Chris Tillman was good and Matt Moore was not, but neither was the Orioles bullpen, leading to way more excitement than there needed to be as the Orioles avoided a sweep with a 10-7 victory.

J. Meric

In twelve starts this season, Chris Tillman had been given a loss in two games. Both of these games came against the Rays, and both games, the opposing starter was Matt Moore. That would be his opponent today, as well. As the saying goes, the third time is the charm. Tillman outpitched Moore, whom the Orioles beat up for nine runs, which they would need to hold on for what was a 10-7 victory to stave off the sweep.

Tillman pitched a little better than in the two losses, though not that much. He only allowed five baserunners in six innings, with three runs scoring. Only two were earned, with one unearned run coming when a runner moved into scoring position on a passed ball and later scored.

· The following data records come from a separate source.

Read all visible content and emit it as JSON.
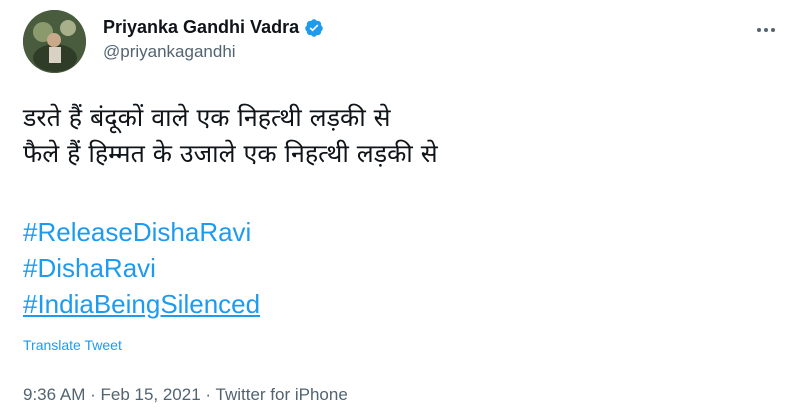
{
  "author": {
    "display_name": "Priyanka Gandhi Vadra",
    "handle": "@priyankagandhi",
    "verified": true
  },
  "tweet": {
    "lines": [
      "डरते हैं बंदूकों वाले एक निहत्थी लड़की से",
      "फैले हैं हिम्मत के उजाले एक निहत्थी लड़की से"
    ],
    "hashtags": [
      "#ReleaseDishaRavi",
      "#DishaRavi",
      "#IndiaBeingSilenced"
    ],
    "translate_label": "Translate Tweet"
  },
  "meta": {
    "time": "9:36 AM",
    "separator": " · ",
    "date": "Feb 15, 2021",
    "source": "Twitter for iPhone"
  },
  "colors": {
    "link": "#1d9bf0",
    "secondary_text": "#536471",
    "primary_text": "#0f1419"
  },
  "icons": {
    "verified": "verified-badge-icon",
    "more": "more-options-icon"
  }
}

There was also the obligatory solo home run surrendered to Ben Zobrist.

The difference came with the Orioles hitters actually scoring some runs off Moore. After slumbering for the first two games of the series, the dormant bats awakened in the first inning of the game, and they kept on attacking Moore.

At the beginning of the game, that "here we go again" feeling was present: Nick Markakis hit a weak grounder back to Moore on the first pitch of the game, and then Manny Machado was hit by a pitch on his right shin. Here, as ever, danced the grim scenarios through our minds.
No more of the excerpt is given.